We propose an ensemble learning method that incorporates techniques to address the issues of between-class imbalance and within-class imbalance. Experiments show that the proposed method improves results over 4 state-of-the-art methods. In addition, we simulated cases for new drugs and targets to see how our method would perform in predicting their interactions. New drugs and targets are those for which no prior interactions are known. Our method displayed satisfactory prediction performance and was able to predict many of the interactions successfully.
Our proposed method has improved the prediction performance over the existing work, thus proving the importance of addressing problems pertaining to class imbalance in the data.

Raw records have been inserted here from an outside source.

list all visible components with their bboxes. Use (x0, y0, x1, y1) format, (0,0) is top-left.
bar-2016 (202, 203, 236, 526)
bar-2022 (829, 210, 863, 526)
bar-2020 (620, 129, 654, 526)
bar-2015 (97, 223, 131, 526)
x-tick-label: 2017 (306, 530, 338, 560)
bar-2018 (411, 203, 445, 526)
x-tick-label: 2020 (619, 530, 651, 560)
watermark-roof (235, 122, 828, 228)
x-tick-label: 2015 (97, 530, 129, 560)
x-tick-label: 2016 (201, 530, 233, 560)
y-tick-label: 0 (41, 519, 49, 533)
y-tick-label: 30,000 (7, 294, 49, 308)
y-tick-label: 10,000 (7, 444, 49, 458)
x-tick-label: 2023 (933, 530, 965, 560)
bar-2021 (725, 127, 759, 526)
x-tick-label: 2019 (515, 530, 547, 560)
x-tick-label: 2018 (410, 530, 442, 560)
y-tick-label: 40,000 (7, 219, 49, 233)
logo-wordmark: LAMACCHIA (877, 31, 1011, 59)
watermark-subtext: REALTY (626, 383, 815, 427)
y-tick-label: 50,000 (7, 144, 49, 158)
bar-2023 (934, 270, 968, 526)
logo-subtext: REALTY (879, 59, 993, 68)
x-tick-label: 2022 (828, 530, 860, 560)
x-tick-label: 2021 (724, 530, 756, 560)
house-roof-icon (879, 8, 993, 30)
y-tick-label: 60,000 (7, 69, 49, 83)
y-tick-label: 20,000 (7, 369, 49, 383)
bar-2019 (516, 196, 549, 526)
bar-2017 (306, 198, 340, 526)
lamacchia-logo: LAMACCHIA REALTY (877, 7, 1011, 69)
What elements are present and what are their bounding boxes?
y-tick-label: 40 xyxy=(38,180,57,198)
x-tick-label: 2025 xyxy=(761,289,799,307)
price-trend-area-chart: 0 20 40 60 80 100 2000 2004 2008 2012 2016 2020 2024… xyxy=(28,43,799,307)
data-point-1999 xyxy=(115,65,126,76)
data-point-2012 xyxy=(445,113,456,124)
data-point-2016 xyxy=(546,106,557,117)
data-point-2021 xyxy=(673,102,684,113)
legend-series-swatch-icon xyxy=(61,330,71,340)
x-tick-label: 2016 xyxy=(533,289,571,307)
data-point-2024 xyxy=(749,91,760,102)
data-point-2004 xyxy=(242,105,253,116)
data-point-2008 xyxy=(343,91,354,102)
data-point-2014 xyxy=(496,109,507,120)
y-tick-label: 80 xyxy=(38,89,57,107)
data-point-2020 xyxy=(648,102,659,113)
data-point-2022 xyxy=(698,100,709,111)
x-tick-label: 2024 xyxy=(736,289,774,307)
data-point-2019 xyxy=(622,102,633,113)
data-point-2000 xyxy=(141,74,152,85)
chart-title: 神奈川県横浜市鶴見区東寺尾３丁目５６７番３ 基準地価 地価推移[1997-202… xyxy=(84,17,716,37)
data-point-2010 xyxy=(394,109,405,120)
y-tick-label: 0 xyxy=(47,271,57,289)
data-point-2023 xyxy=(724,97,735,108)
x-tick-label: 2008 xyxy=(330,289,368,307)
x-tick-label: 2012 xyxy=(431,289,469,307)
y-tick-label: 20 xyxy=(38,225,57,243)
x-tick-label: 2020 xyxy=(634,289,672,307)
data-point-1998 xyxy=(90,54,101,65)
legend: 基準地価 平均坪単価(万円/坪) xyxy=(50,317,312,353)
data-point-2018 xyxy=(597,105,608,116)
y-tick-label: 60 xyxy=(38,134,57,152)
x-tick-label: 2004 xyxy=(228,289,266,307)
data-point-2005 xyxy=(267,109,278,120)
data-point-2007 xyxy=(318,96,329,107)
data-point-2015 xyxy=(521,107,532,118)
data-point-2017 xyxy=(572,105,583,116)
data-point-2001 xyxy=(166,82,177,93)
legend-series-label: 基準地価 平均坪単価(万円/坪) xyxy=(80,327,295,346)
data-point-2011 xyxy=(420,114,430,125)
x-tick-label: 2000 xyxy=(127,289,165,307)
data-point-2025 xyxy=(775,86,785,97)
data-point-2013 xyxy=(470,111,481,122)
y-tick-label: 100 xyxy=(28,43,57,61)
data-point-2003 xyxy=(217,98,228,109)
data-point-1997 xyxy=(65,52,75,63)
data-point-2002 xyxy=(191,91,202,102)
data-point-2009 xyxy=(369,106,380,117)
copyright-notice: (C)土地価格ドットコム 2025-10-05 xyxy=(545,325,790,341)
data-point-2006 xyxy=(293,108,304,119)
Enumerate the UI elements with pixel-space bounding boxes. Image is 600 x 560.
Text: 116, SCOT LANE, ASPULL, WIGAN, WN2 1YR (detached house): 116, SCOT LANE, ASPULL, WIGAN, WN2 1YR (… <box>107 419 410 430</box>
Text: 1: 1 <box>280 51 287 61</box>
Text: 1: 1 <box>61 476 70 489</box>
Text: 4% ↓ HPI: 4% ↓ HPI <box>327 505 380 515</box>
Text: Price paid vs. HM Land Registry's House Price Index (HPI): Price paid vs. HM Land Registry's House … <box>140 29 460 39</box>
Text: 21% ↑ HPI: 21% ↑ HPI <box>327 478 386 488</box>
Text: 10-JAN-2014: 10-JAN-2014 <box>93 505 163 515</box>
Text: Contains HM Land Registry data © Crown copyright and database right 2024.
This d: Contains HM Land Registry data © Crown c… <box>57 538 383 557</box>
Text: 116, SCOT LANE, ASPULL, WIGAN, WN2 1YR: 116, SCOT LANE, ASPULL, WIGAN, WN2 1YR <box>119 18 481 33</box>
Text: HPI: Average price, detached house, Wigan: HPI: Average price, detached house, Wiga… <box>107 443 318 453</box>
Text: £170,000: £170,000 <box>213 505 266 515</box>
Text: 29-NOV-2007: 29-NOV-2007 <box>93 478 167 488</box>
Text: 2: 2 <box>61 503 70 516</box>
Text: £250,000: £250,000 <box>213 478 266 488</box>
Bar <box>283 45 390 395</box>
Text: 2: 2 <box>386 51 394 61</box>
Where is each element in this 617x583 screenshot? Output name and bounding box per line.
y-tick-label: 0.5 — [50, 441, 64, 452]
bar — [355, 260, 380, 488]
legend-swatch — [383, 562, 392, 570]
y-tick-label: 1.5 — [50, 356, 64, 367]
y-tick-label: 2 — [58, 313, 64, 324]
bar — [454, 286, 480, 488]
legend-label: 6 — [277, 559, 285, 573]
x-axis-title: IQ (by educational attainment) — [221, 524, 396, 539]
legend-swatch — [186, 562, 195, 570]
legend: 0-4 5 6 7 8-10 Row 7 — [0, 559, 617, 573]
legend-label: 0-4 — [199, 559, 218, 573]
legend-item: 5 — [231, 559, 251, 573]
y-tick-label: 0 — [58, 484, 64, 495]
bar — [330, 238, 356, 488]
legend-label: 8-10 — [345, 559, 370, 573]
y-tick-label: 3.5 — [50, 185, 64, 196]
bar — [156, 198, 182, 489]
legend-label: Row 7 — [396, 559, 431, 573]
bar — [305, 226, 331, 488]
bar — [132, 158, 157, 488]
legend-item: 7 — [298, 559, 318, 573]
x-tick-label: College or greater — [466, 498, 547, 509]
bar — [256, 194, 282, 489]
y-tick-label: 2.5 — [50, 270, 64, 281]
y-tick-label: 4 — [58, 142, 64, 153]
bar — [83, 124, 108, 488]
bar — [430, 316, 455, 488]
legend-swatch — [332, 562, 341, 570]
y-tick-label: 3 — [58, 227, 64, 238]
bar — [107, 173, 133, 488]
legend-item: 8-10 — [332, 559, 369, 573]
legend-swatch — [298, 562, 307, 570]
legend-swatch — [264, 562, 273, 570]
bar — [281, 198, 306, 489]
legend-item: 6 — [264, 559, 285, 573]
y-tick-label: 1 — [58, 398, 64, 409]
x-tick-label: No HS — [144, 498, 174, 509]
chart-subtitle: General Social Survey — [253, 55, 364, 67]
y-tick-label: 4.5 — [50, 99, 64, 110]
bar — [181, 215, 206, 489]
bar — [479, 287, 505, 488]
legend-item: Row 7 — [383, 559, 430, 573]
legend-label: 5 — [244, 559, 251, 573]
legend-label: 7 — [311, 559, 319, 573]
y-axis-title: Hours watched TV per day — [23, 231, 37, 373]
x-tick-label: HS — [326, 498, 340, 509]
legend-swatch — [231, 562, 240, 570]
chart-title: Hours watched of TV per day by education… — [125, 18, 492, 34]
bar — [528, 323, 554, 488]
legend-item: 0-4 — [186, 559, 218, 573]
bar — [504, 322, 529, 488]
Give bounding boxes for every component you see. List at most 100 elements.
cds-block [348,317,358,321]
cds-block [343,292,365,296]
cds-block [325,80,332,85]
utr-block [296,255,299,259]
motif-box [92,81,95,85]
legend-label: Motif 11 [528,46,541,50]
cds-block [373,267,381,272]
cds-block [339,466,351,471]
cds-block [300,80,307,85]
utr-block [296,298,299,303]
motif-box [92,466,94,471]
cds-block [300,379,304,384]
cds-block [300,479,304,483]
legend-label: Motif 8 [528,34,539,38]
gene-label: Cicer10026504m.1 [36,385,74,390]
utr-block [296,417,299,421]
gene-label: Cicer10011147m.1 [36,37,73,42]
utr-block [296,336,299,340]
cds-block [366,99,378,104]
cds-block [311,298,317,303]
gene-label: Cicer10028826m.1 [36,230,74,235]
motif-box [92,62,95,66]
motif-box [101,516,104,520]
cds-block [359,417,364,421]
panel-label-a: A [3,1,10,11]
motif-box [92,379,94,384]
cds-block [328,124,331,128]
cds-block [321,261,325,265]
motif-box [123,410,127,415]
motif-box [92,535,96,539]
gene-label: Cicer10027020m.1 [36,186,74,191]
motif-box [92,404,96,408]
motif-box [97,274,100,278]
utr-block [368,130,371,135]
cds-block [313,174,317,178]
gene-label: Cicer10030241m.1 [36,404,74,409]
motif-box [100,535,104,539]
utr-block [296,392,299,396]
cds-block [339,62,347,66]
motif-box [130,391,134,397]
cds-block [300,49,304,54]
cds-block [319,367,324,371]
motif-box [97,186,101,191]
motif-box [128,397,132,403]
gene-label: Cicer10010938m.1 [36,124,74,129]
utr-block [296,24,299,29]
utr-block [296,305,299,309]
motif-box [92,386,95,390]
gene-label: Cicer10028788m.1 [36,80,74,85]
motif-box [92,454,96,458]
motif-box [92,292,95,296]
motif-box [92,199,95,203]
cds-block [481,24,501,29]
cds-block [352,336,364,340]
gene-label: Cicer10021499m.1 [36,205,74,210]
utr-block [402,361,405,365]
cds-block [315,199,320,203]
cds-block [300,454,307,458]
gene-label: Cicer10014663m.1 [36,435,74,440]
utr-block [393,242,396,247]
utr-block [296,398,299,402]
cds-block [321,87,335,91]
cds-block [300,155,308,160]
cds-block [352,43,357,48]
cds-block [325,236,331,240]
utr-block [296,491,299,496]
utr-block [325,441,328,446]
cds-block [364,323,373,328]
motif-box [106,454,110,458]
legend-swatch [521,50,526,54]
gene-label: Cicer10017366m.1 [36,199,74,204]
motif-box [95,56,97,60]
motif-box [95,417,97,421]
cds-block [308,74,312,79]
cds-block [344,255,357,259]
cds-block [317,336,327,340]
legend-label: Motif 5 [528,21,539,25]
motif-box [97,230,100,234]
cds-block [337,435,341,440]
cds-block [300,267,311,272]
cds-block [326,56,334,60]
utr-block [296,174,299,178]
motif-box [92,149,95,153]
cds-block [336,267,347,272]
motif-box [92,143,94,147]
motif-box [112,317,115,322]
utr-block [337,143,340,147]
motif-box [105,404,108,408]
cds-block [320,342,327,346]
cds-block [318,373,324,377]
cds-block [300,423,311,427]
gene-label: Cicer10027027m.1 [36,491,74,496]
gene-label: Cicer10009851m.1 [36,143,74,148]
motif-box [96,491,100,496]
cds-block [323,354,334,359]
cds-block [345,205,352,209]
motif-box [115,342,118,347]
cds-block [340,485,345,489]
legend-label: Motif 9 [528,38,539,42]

为了促进药物发现过程,已经开发了多种预测药物-靶点相互作用的计算方法。这些方法利用已知药物-靶点相互作用的可用数据来训练分类器,目的是预测新的未发现的相互作用。然而,这些方法尚未解决的关于该数据的一个关键挑战,即类不平衡,可能会降低预测性能。类不平衡可分为两个子问题。首先,已知相互作用的药物-靶点对的数量远小于非相互作用的药物-靶点对的数量。相互作用和非相互作用的药物-靶点对之间的这种不平衡比率被称为类间不平衡。类间不平衡会降低预测性能,因为预测结果偏向于多数类(即非相互作用对),导致少数类(即相互作用对)出现更多预测错误。其次,数据中存在多种类型的药物-靶点相互作用,其中一些类型的成员相对较少(或代表性较低)。不同相互作用类型的这种代表性差异导致了另一种不平衡,称为类内不平衡。在类内不平衡中,预测结果偏向于代表性较好的相互作用类型,导致代表性较低的相互作用类型出现更多预测错误。
我们提出了一种集成学习方法,该方法结合了处理类间不平衡和类内不平衡问题的技术。实验表明,所提出的方法比4种现有先进方法的结果有所改进。此外,我们模拟了新药和靶点的情况,以了解我们的方法在预测它们的相互作用时的表现。新药和靶点是那些之前没有已知相互作用的。我们的方法显示出令人满意的预测性能,并且能够成功预测许多相互作用。
我们提出的方法比现有工作提高了预测性能,从而证明了解决数据中与类不平衡相关问题的重要性。